По правде говоря, по крайней мере первые дни моего пребывания в Шанхае, у меня с Флоранс не было никаких отношений. Она полностью исчезла из моего бытия, а также и из памяти.

Впрочем, я знал, где она живет и как к ней прийти.

Перед высадкой с „Яванской розы" мы условились, что она поселится в „Астор-хаусе", окна которого выходили на реку Шанхай. Я пообещал встретиться с ней на следующий день. Сэр Арчибальд должен был служить нам посредником.

Я, разумеется, позвонил сэру Арчибальду, но лишь для того, чтобы поговорить о сумме его выигрыша. Я посоветовал ему, если он хотел получить деньги наверняка, разыскать меня немедля. Я сказал ему, что пребывал в отличном расположении духа и не хотел бы, чтобы оно омрачалось из-за финансовых проблем.

Я вспомнил о Флоранс, когда уже повесил трубку. Невольное движение к аппарату замерло. Моя забывчивость оказалась провидческой. Что смог бы я сказать Флоранс? Что мой день был занят до последней минуты? К чему? Завтра у меня, конечно, будет больше времени.

Когда сэр Арчибальд пришел, он лишь еще раз убедил меня, что моя небрежность имела свои основания. Он умолял меня не отдаваться во власть любви, не оказаться неосторожным. Ван Бек остался жить на своем судне. Ван Бек без труда согласился на то, чтобы сэр Арчибальд с дочерью проживали в лучшем отеле европейского города. Как всегда, Ван Бек охотно оплачивал комфорт Флоранс. Но столько внимания беспокоило сэра Арчибальда, и особенно то, что Ван Бек, не споря, уступил желанию, высказанному Флоранс, провести несколько дней в Шанхае.

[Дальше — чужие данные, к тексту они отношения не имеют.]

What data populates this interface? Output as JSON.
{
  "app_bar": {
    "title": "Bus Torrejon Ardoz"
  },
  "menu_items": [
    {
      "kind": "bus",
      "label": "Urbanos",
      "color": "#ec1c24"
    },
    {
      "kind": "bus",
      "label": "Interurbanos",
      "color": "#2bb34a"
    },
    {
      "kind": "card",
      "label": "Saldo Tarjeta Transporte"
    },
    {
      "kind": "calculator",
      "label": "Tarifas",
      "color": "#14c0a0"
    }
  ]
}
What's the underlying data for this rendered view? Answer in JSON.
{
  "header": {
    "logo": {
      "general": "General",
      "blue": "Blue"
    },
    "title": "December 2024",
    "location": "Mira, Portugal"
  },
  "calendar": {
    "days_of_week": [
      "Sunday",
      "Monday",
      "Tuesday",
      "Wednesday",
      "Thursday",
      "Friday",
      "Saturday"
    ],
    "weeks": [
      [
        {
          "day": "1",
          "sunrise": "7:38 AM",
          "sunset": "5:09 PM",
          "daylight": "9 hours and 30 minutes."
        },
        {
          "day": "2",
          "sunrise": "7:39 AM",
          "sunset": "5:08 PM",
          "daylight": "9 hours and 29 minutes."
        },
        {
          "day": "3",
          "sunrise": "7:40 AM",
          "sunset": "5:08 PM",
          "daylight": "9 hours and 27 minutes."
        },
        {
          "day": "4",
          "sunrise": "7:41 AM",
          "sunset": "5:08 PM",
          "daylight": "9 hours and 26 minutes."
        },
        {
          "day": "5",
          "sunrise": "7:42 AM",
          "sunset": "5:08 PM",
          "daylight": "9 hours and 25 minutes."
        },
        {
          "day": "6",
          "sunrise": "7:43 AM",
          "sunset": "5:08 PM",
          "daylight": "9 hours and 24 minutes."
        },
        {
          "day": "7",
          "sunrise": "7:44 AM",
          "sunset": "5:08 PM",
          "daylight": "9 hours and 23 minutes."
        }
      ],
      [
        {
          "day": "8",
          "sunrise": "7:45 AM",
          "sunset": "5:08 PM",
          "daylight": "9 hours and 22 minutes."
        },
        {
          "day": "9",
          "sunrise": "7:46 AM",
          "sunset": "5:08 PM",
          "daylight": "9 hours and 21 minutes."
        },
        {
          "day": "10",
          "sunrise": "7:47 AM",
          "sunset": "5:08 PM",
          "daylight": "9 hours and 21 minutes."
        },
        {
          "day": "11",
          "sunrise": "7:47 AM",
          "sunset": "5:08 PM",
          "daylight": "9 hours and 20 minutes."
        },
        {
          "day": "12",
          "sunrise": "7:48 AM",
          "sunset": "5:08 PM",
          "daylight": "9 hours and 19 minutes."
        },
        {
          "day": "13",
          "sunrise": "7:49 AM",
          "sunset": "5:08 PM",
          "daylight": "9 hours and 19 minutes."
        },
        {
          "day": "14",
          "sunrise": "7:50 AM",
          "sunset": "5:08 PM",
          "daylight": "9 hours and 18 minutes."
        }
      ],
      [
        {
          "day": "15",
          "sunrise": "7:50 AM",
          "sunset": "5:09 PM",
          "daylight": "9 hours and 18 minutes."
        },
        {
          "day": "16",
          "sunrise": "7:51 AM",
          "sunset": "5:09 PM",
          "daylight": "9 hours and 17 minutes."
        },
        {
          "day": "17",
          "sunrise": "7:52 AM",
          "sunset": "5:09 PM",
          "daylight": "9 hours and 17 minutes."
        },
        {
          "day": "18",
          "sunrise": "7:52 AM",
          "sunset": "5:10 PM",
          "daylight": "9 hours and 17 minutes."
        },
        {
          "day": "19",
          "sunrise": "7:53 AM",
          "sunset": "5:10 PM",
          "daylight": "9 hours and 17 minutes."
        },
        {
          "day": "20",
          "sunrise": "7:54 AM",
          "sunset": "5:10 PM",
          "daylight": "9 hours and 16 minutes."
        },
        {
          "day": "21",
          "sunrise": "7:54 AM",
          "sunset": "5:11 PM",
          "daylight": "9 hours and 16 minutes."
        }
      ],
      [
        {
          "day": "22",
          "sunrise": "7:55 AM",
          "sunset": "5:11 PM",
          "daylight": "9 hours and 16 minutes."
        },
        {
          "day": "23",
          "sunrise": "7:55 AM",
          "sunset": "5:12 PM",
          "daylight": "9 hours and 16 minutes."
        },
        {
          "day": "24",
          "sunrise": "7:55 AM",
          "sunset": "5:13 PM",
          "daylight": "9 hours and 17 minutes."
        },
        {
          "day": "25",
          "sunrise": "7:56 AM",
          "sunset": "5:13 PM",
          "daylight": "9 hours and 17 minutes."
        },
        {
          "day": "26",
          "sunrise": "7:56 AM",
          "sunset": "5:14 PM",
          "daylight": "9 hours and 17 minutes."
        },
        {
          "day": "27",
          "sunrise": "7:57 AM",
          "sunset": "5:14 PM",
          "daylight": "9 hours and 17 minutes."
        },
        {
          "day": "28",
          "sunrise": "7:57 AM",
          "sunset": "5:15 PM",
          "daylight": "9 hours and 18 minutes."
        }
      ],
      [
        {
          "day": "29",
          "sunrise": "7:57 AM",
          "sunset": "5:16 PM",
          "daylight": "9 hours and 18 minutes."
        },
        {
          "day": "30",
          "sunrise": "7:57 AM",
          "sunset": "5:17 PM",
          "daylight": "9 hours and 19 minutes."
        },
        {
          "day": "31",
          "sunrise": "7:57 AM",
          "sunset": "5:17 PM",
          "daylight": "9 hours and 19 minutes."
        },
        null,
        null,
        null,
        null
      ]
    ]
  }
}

— Это не в его привычках, — сказал мне сэр Арчибальд, — терять время и деньги. Он пристроил контрабанду, и здесь ему больше нечего делать. Если он согласился остаться, значит, у него есть подозрения на ваш счет: опасные подозрения, и он хочет проверить… он хочет проверить. Это не тот человек, который даст себя обмануть, который покупает вслепую. — И сэр Арчибальд закончил своей извечной жалобой: — Я боюсь… я боюсь.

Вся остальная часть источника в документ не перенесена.